Definition of Margin account:
A type of brokerage account which allows investors to purchase securities with borrowed funds, requiring a deposit of cash or assets as collateral to cover the risk on such transactions.
Cash or securities deposited by a speculator with a stockbroker as the margin requirement for the securities purchased with a loan advanced by the stockbroker. The value of a margin account is usually one-half of the loan.
A margin account is a brokerage account in which the broker lends the customer cash to purchase stocks or other financial products. The loan in the account is collateralized by the securities purchased and cash, and comes with a periodic interest rate. Because the customer is investing with borrowed money, the customer is using leverage which will magnify profits and losses for the customer.
If an investor purchases securities with margin funds, and those securities appreciate in value beyond the interest rate charged on the funds, the investor will earn a better total return than if they had only purchased securities with their own cash. This is the advantage of using margin funds.
How to use Margin account in a sentence?
- Margin increases the profit and loss potential of the trader's capital.

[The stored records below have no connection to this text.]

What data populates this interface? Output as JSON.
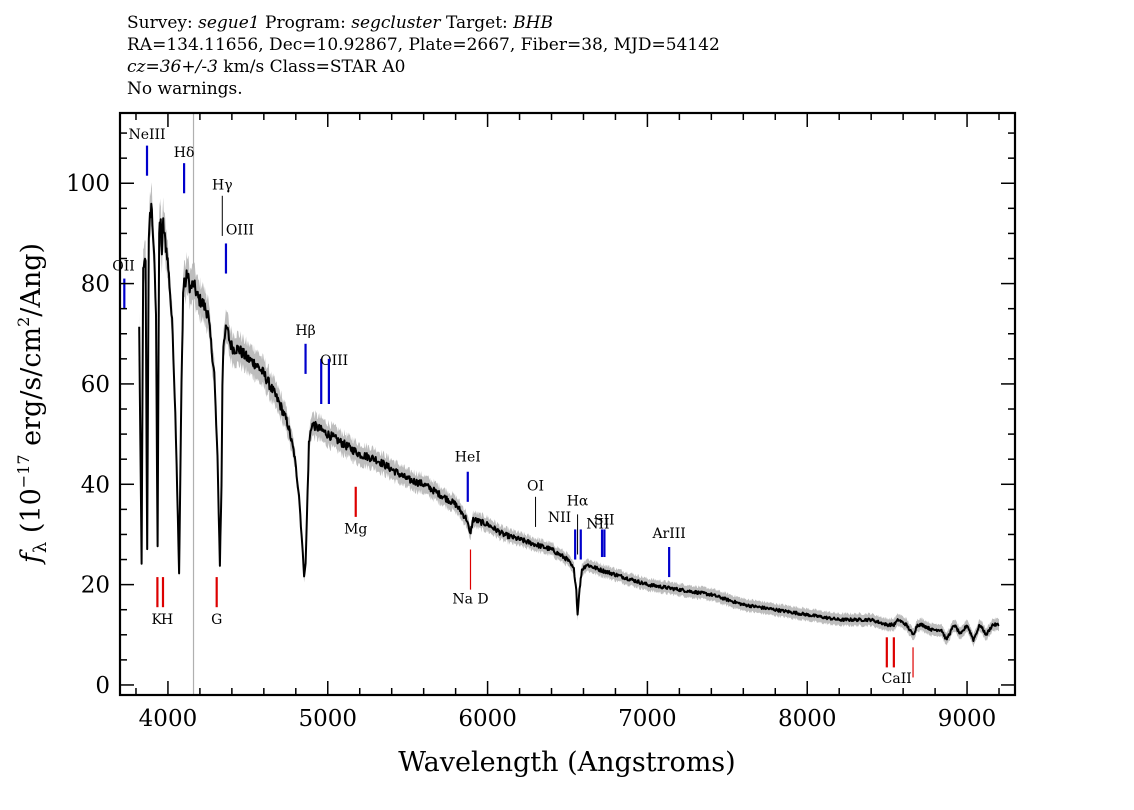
{
  "header": {
    "survey_label": "Survey:",
    "survey": "segue1",
    "program_label": "Program:",
    "program": "segcluster",
    "target_label": "Target:",
    "target": "BHB",
    "line2": "RA=134.11656, Dec=10.92867, Plate=2667, Fiber=38, MJD=54142",
    "cz_label": "cz=36+/-3",
    "cz_rest": "km/s Class=STAR A0",
    "warnings": "No warnings."
  },
  "chart_data": {
    "type": "line",
    "title": "",
    "xlabel": "Wavelength (Angstroms)",
    "ylabel": "f_λ (10^-17 erg/s/cm^2/Ang)",
    "xlim": [
      3700,
      9300
    ],
    "ylim": [
      -2,
      114
    ],
    "x_ticks": [
      4000,
      5000,
      6000,
      7000,
      8000,
      9000
    ],
    "y_ticks": [
      0,
      20,
      40,
      60,
      80,
      100
    ],
    "vertical_marker_x": 4160,
    "colors": {
      "spectrum": "#000000",
      "error_band": "#bdbdbd",
      "emission": "#0000cc",
      "absorption": "#dd0000",
      "marker": "#b0b0b0"
    },
    "spectrum": {
      "x": [
        3820,
        3835,
        3845,
        3860,
        3870,
        3880,
        3888,
        3896,
        3910,
        3925,
        3935,
        3945,
        3955,
        3962,
        3970,
        3980,
        3995,
        4010,
        4030,
        4050,
        4070,
        4085,
        4095,
        4102,
        4110,
        4120,
        4140,
        4160,
        4190,
        4220,
        4250,
        4270,
        4290,
        4310,
        4325,
        4335,
        4341,
        4347,
        4355,
        4370,
        4390,
        4410,
        4440,
        4470,
        4500,
        4550,
        4600,
        4650,
        4700,
        4750,
        4790,
        4820,
        4840,
        4852,
        4861,
        4870,
        4882,
        4900,
        4950,
        5000,
        5050,
        5100,
        5200,
        5300,
        5400,
        5500,
        5600,
        5700,
        5800,
        5870,
        5890,
        5910,
        6000,
        6100,
        6200,
        6300,
        6400,
        6500,
        6540,
        6555,
        6563,
        6572,
        6590,
        6620,
        6700,
        6800,
        6900,
        7000,
        7200,
        7400,
        7600,
        7800,
        8000,
        8200,
        8400,
        8498,
        8520,
        8542,
        8570,
        8620,
        8662,
        8690,
        8720,
        8780,
        8840,
        8870,
        8920,
        8960,
        9000,
        9040,
        9080,
        9120,
        9160,
        9200
      ],
      "flux": [
        71,
        24,
        82,
        85,
        27,
        88,
        93,
        96,
        88,
        74,
        28,
        90,
        92,
        86,
        92,
        89,
        86,
        80,
        70,
        50,
        22,
        60,
        78,
        81,
        80,
        82,
        79,
        80,
        77,
        76,
        74,
        68,
        62,
        45,
        24,
        40,
        60,
        68,
        70,
        71,
        68,
        67,
        67,
        66,
        65,
        64,
        62,
        59,
        56,
        52,
        46,
        38,
        28,
        22,
        24,
        34,
        48,
        52,
        51,
        50,
        49,
        48,
        46,
        45,
        43,
        41,
        40,
        38,
        36,
        33,
        30,
        33,
        32,
        30,
        29,
        28,
        27,
        25,
        23,
        19,
        14,
        18,
        23,
        24,
        23,
        22,
        21,
        20,
        19,
        18,
        16,
        15,
        14,
        13,
        13,
        12,
        12,
        12,
        13,
        12,
        10,
        12,
        12,
        11,
        11,
        9,
        12,
        10,
        12,
        9,
        12,
        10,
        12,
        12,
        11,
        12
      ]
    },
    "line_labels": [
      {
        "label": "NeIII",
        "x": 3869,
        "y_top": 107.5,
        "y_bot": 101.5,
        "color": "emission",
        "lx": 3869,
        "ly": 108.8,
        "anchor": "middle"
      },
      {
        "label": "OII",
        "x": 3727,
        "y_top": 81.0,
        "y_bot": 75.0,
        "color": "emission",
        "lx": 3722,
        "ly": 82.6,
        "anchor": "middle"
      },
      {
        "label": "Hδ",
        "x": 4101,
        "y_top": 104.0,
        "y_bot": 98.0,
        "color": "emission",
        "lx": 4101,
        "ly": 105.2,
        "anchor": "middle"
      },
      {
        "label": "Hγ",
        "x": 4340,
        "y_top": 97.5,
        "y_bot": 89.5,
        "color": "thin",
        "lx": 4340,
        "ly": 98.8,
        "anchor": "middle"
      },
      {
        "label": "OIII",
        "x": 4363,
        "y_top": 88.0,
        "y_bot": 82.0,
        "color": "emission",
        "lx": 4450,
        "ly": 89.8,
        "anchor": "middle"
      },
      {
        "label": "Hβ",
        "x": 4861,
        "y_top": 68.0,
        "y_bot": 62.0,
        "color": "emission",
        "lx": 4861,
        "ly": 69.8,
        "anchor": "middle"
      },
      {
        "label": "OIII",
        "x": 4959,
        "y_top": 65.0,
        "y_bot": 56.0,
        "color": "emission",
        "lx": 5040,
        "ly": 63.8,
        "anchor": "middle"
      },
      {
        "label": "OIII",
        "x": 5007,
        "y_top": 65.0,
        "y_bot": 56.0,
        "color": "emission",
        "lx": "",
        "ly": "",
        "anchor": "middle"
      },
      {
        "label": "HeI",
        "x": 5876,
        "y_top": 42.5,
        "y_bot": 36.5,
        "color": "emission",
        "lx": 5876,
        "ly": 44.5,
        "anchor": "middle"
      },
      {
        "label": "OI",
        "x": 6300,
        "y_top": 37.5,
        "y_bot": 31.5,
        "color": "thin",
        "lx": 6300,
        "ly": 38.8,
        "anchor": "middle"
      },
      {
        "label": "NII",
        "x": 6548,
        "y_top": 31.0,
        "y_bot": 25.0,
        "color": "emission",
        "lx": 6450,
        "ly": 32.5,
        "anchor": "middle"
      },
      {
        "label": "Hα",
        "x": 6563,
        "y_top": 34.0,
        "y_bot": 26.0,
        "color": "thin",
        "lx": 6563,
        "ly": 35.8,
        "anchor": "middle"
      },
      {
        "label": "NII",
        "x": 6583,
        "y_top": 31.0,
        "y_bot": 25.0,
        "color": "emission",
        "lx": 6690,
        "ly": 31.2,
        "anchor": "middle"
      },
      {
        "label": "SII",
        "x": 6716,
        "y_top": 31.0,
        "y_bot": 25.5,
        "color": "emission",
        "lx": 6730,
        "ly": 32.0,
        "anchor": "middle"
      },
      {
        "label": "SII",
        "x": 6731,
        "y_top": 31.0,
        "y_bot": 25.5,
        "color": "emission",
        "lx": "",
        "ly": "",
        "anchor": "middle"
      },
      {
        "label": "ArIII",
        "x": 7136,
        "y_top": 27.5,
        "y_bot": 21.5,
        "color": "emission",
        "lx": 7136,
        "ly": 29.3,
        "anchor": "middle"
      },
      {
        "label": "Mg",
        "x": 5175,
        "y_top": 39.5,
        "y_bot": 33.5,
        "color": "absorption",
        "lx": 5175,
        "ly": 30.2,
        "anchor": "middle"
      },
      {
        "label": "K",
        "x": 3934,
        "y_top": 21.5,
        "y_bot": 15.5,
        "color": "absorption",
        "lx": 3930,
        "ly": 12.2,
        "anchor": "middle"
      },
      {
        "label": "H",
        "x": 3969,
        "y_top": 21.5,
        "y_bot": 15.5,
        "color": "absorption",
        "lx": 3995,
        "ly": 12.2,
        "anchor": "middle"
      },
      {
        "label": "G",
        "x": 4305,
        "y_top": 21.5,
        "y_bot": 15.5,
        "color": "absorption",
        "lx": 4305,
        "ly": 12.2,
        "anchor": "middle"
      },
      {
        "label": "Na D",
        "x": 5893,
        "y_top": 27.0,
        "y_bot": 19.0,
        "color": "absorption_thin",
        "lx": 5893,
        "ly": 16.2,
        "anchor": "middle"
      },
      {
        "label": "CaII",
        "x": 8498,
        "y_top": 9.5,
        "y_bot": 3.5,
        "color": "absorption",
        "lx": 8560,
        "ly": 0.4,
        "anchor": "middle"
      },
      {
        "label": "CaII",
        "x": 8542,
        "y_top": 9.5,
        "y_bot": 3.5,
        "color": "absorption",
        "lx": "",
        "ly": "",
        "anchor": "middle"
      },
      {
        "label": "CaII",
        "x": 8662,
        "y_top": 7.5,
        "y_bot": 1.5,
        "color": "absorption_thin",
        "lx": "",
        "ly": "",
        "anchor": "middle"
      }
    ]
  }
}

- A margin account typically allows a trader to trade other financial products, such as futures and options (if approved and available with that broker), as well as stocks.
- When trading stocks, a margin fee or interest is charged on borrowed funds.
- He had a margin account which let him borrow up to half the cost of the stock he wanted.
- A margin account allows a trader to borrow funds from a broker, and not need to put up the entire value of a trade.